Safety Study of Nicardipine to Treat Cerebral Vasospasm

Subarachnoid hemorrhage accounts for approximately 5% of all strokes and affects 30,000 Americans per year. Poor outcome from aneurysmal subarachnoid hemorrhage (SAH) occurs in 50 to 75% of patients, and this is attributed to secondary ischemia in approximately 30% of patients. This delayed cerebral ischemia has been attributed to the anatomic narrowing of arteries in the cerebral vasculature which occurs following SAH.

Because of this relationship between cerebral vasospasm, cerebral ischemia, and poor outcome, there has been significant effort to establish treatments that decrease the incidence of vasospasm after SAH. Currently, medications and hemodynamic maneuvers are used as standard of care for the treatment of vasospasm and to improve outcome after SAH.

The calcium channel blocker, nimodipine, is one of the few treatments for vasospasm that has been shown to be of proven benefit. Nicardipine is another calcium channel blocker that has been evaluated in several studies via an intravenous administration route.
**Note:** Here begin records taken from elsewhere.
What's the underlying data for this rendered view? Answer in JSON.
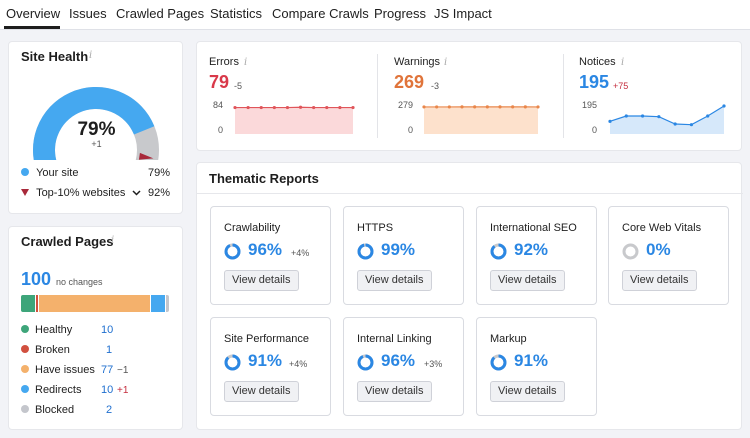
{
  "nav": {
    "tabs": [
      {
        "label": "Overview",
        "active": true
      },
      {
        "label": "Issues"
      },
      {
        "label": "Crawled Pages"
      },
      {
        "label": "Statistics"
      },
      {
        "label": "Compare Crawls"
      },
      {
        "label": "Progress"
      },
      {
        "label": "JS Impact"
      }
    ]
  },
  "site_health": {
    "title": "Site Health",
    "score": "79%",
    "score_value": 79,
    "delta": "+1",
    "your_site_label": "Your site",
    "your_site_value": "79%",
    "top10_label": "Top-10% websites",
    "top10_value": "92%",
    "top10_marker_value": 92,
    "colors": {
      "your_site": "#45a8f0",
      "top10": "#a8293a",
      "remaining": "#c8c9cc"
    }
  },
  "crawled_pages": {
    "title": "Crawled Pages",
    "total": "100",
    "total_note": "no changes",
    "rows": [
      {
        "label": "Healthy",
        "value": "10",
        "delta": "",
        "color": "#3ea57a",
        "share": 10
      },
      {
        "label": "Broken",
        "value": "1",
        "delta": "",
        "color": "#d1503f",
        "share": 1
      },
      {
        "label": "Have issues",
        "value": "77",
        "delta": "−1",
        "color": "#f4b16c",
        "share": 77
      },
      {
        "label": "Redirects",
        "value": "10",
        "delta": "+1",
        "color": "#45a8f0",
        "share": 10
      },
      {
        "label": "Blocked",
        "value": "2",
        "delta": "",
        "color": "#c4c6cc",
        "share": 2
      }
    ]
  },
  "metrics": {
    "errors": {
      "label": "Errors",
      "value": "79",
      "delta": "-5",
      "ymax": "84",
      "ymin": "0",
      "color": "#e0555a",
      "fill": "#fbd9da",
      "points": [
        79,
        79,
        79,
        79,
        79,
        80,
        79,
        79,
        79,
        79
      ]
    },
    "warnings": {
      "label": "Warnings",
      "value": "269",
      "delta": "-3",
      "ymax": "279",
      "ymin": "0",
      "color": "#e9874b",
      "fill": "#fde1cc",
      "points": [
        269,
        269,
        269,
        270,
        270,
        270,
        270,
        270,
        270,
        269
      ]
    },
    "notices": {
      "label": "Notices",
      "value": "195",
      "delta": "+75",
      "ymax": "195",
      "ymin": "0",
      "color": "#2b87e3",
      "fill": "#d6e8fa",
      "points": [
        80,
        120,
        120,
        115,
        60,
        55,
        120,
        195
      ]
    }
  },
  "thematic": {
    "title": "Thematic Reports",
    "button_label": "View details",
    "reports": [
      {
        "name": "Crawlability",
        "pct": "96%",
        "value": 96,
        "delta": "+4%"
      },
      {
        "name": "HTTPS",
        "pct": "99%",
        "value": 99,
        "delta": ""
      },
      {
        "name": "International SEO",
        "pct": "92%",
        "value": 92,
        "delta": ""
      },
      {
        "name": "Core Web Vitals",
        "pct": "0%",
        "value": 0,
        "delta": ""
      },
      {
        "name": "Site Performance",
        "pct": "91%",
        "value": 91,
        "delta": "+4%"
      },
      {
        "name": "Internal Linking",
        "pct": "96%",
        "value": 96,
        "delta": "+3%"
      },
      {
        "name": "Markup",
        "pct": "91%",
        "value": 91,
        "delta": ""
      }
    ]
  }
}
These studies did show significant improvements in symptomatic and angiographic vasospasm, although a benefit in outcome was not seen. However, the intravenous administration of nicardipine was associated with significant systemic side effects that may have affected outcome including hypotension, pulmonary edema, and azotemia.

The administration of nicardipine via an intrathecal route avoids the systemic complications associated with intravenous dosing since the direct cerebrospinal fluid dosing is much lower. The result is that the systemic concentration will remain low avoiding systemic side effects, and central nervous system concentration will remain high. We propose that this difference may improve outcomes while minimizing complication related effects on patient outcomes.